The framing option for this RUN includes a 1 inch Black Wood Frame with UV-Glass, foam core backing & ready to hang hardware.
"These are all Dr. Seuss fish mixed with the B-24 Liberator. They all have different markings from different theaters of the war they were based in.
Overall this is a continuing series of my fish morphed with World War II aircrafts. All of the fish are native North American species, except for the Dr. Seuss fish, which I am assuming are American as well.
Since this release is close to D-Day, many of the fish are marked with D-Day invasion stripes. The allies had all of their planes marked black and white so there would be less confusion during the landing.
Some of the adversaries in these pieces are my standard goldfish crackers, marked with either German or Japanese insignias." - Derek Hess
This RUN comes signed,numbered and with a Certificate of Authenticity from Derek Hess and 1xRUN.
From concert posters to politically charged fine art pieces, Cleveland-based artist Derek Hess has tested the waters of both the music and art world for over 15 years.

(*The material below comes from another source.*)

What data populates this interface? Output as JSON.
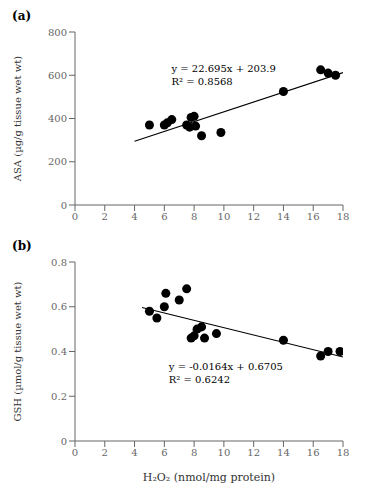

Growth, in general, has been an unwavering theme throughout both Hess’ personal and professional life. From a young age, Hess was transfixed by his father Roy’s ability to create on paper the images of planes and tanks that his son had swimming in his head.
Always a fan of music, Hess began booking shows at the Euclid Tavern, a staple for cover bands and blues at the time. Hess soon began to curtail the format of the bands being brought to the tavern into something he liked and was comfortable with. He also started creating the promotional flyers for the shows using his own unique vision and a play off the bands names and genre.
More recently, Hess started a clothing line, Strhess, as well as Hessfest and the Strhess Tour, a collaboration of music and art that features bands such as Thursday, Shadow’s Fall, Stretch Arm Strong and Taking Back Sunday.
Hess’ art has been able to transcend genres as well as generations, which is icing on the cake for the artist. “At the end of the day I’d like, ideally, for all of my art to be technically sound. That, to me, is what makes a successful artist.”